142. Linked List Cycle II

• Link: https://leetcode.com/problems/linked-list-cycle-ii/

Question

Given the head of a linked list, return the node where the cycle begins. If there is no cycle, return null.

There is a cycle in a linked list if there is some node in the list that can be reached again by continuously following the next pointer. Internally, pos is used to denote the index of the node that tail's next pointer is connected to (0-indexed). It is -1 if there is no cycle. Note that pos is not passed as a parameter.

Do not modify the linked list.

Example 1:

Input: head = [3,2,0,-4], pos = 1
Output: tail connects to node index 1
Explanation: There is a cycle in the linked list, where tail connects to the second node.

Example 2:

Input: head = [1,2], pos = 0
Output: tail connects to node index 0
Explanation: There is a cycle in the linked list, where tail connects to the first node.

Example 3:

Input: head = [1], pos = -1
Output: no cycle
Explanation: There is no cycle in the linked list.

Constraints:

• The number of the nodes in the list is in the range [0, 104].
• -105 <= Node.val <= 105
• pos is -1 or a valid index in the linked-list.

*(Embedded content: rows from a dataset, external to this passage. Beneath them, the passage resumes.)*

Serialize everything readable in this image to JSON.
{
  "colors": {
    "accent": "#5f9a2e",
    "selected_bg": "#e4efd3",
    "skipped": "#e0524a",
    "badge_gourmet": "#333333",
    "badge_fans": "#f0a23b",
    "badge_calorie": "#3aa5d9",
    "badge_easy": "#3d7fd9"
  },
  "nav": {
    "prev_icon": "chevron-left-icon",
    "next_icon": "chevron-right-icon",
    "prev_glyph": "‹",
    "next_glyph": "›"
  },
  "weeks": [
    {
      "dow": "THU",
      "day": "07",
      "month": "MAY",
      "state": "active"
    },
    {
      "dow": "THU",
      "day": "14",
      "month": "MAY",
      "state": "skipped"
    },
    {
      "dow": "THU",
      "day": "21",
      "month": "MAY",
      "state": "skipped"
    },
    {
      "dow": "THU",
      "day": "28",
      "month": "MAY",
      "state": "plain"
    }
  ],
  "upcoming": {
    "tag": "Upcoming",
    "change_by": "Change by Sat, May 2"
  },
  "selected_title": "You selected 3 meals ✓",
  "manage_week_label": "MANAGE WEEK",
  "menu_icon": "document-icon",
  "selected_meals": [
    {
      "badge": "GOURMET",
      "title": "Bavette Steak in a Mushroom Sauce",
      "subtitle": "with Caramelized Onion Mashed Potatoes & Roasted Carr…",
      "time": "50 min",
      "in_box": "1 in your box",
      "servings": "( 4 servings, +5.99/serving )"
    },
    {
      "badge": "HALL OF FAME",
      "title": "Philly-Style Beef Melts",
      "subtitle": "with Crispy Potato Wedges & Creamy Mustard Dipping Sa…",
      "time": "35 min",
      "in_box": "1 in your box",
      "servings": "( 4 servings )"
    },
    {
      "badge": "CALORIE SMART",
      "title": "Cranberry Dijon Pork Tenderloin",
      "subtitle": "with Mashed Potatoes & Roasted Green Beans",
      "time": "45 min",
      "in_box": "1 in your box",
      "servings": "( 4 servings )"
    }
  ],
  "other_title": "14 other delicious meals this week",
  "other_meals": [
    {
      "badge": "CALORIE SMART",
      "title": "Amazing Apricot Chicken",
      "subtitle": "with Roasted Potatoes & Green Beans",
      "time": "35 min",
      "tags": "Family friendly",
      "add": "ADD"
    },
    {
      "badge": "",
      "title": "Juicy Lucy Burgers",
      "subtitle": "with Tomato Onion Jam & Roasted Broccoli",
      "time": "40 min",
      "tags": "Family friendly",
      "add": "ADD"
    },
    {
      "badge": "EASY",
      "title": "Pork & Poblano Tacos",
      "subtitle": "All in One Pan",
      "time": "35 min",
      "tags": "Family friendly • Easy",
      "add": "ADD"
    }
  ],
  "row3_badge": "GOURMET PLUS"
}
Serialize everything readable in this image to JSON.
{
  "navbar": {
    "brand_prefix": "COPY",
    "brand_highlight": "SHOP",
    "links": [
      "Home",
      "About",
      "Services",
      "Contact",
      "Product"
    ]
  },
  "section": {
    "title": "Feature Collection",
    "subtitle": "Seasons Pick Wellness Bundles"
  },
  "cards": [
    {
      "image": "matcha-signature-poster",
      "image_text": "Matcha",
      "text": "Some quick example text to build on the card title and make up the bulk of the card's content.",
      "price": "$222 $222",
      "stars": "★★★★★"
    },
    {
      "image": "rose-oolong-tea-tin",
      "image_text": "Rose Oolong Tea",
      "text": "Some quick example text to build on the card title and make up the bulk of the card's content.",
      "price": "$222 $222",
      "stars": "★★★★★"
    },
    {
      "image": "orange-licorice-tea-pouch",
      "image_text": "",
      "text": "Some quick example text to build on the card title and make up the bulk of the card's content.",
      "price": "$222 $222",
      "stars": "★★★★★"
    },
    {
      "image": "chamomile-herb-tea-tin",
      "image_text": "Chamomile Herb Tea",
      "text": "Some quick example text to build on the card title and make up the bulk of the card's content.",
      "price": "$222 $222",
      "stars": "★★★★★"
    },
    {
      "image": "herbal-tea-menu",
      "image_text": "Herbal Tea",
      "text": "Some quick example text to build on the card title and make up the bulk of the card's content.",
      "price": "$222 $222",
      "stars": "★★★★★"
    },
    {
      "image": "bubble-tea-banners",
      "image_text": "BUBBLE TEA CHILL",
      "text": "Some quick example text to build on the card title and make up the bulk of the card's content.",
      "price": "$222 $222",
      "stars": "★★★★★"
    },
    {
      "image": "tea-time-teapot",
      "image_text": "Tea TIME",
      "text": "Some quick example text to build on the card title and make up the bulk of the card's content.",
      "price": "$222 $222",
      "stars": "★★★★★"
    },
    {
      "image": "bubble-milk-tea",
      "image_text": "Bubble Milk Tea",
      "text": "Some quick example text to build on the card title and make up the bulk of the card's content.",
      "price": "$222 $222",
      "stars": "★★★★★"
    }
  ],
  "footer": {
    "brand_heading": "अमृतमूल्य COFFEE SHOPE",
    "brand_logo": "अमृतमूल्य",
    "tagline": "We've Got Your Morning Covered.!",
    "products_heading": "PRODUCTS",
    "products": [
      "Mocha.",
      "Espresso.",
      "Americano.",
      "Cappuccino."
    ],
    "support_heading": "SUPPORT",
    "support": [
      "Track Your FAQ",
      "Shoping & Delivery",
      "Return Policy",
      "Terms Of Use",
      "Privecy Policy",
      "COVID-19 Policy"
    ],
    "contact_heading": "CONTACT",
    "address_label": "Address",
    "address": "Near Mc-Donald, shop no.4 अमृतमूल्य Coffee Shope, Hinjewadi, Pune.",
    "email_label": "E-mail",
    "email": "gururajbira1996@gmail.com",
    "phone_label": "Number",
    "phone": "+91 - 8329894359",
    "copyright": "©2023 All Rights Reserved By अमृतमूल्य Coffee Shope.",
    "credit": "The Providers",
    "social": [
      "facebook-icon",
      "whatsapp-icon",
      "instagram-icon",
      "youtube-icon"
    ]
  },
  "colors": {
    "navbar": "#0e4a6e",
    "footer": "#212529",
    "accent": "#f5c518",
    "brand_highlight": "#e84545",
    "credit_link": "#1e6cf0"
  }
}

Follow up: Can you solve it using O(1) (i.e. constant) memory?

Approach 1: Brute Force

• Using unordered_map data structure

Algorithm

1. Declare unordered_map<ListNode*, int> m
2. Declare & initialize a curr node to head
3. Loop through the linkedlist using curr
   1. if curr exists in the map m return curr
   2. Add curr to the map.
   3. curr = curr->next
4. Return NULL.

Code

class Solution {
public:
    ListNode *detectCycle(ListNode *head) {
        unordered_map<ListNode*, int> m;

        ListNode* curr = head;

        while(curr) {
            if (m.find(curr) != m.end()) return curr;
            m[curr]++;
            curr = curr->next;
        }

        return NULL;
    }
};

Complexity Analysis

• Time Complexity: $O(N)$
• Space Complexity: $O(N)$

Approach 2: Optimal

• Floyd's tortoise hare algorithm

Algorithm

1. Declare & initialize ListNode* fast & ListNode* slow to head.
2. Loop through the LL till fast && fast->next exists
   1. Increment fast 2 nodes at a time.
   2. Increment slow 1 node at a time.
   3. If fast == slow
      1. Reinitialize slow to head
      2. Loop through the LL till slow != fast
         1. Increment fast 1 node at a time
         2. Increment slow 1 node at a time
      3. Return slow
3. Return NULL

Code

class Solution {
public:
    ListNode *detectCycle(ListNode *head) {
        ListNode* fast = head;
        ListNode* slow = head;

        while(fast && fast->next) {
            fast = fast->next->next;
            slow = slow->next;
            if (fast == slow) {
                slow = head;
                while (fast != slow) {
                    fast = fast->next;
                    slow = slow->next;
                }
                return slow;
            }
        }

        return nullptr;
    }
};

Complexity Analysis

• Time Complexity: $O(N)$
• Space Complexity: $O(1)$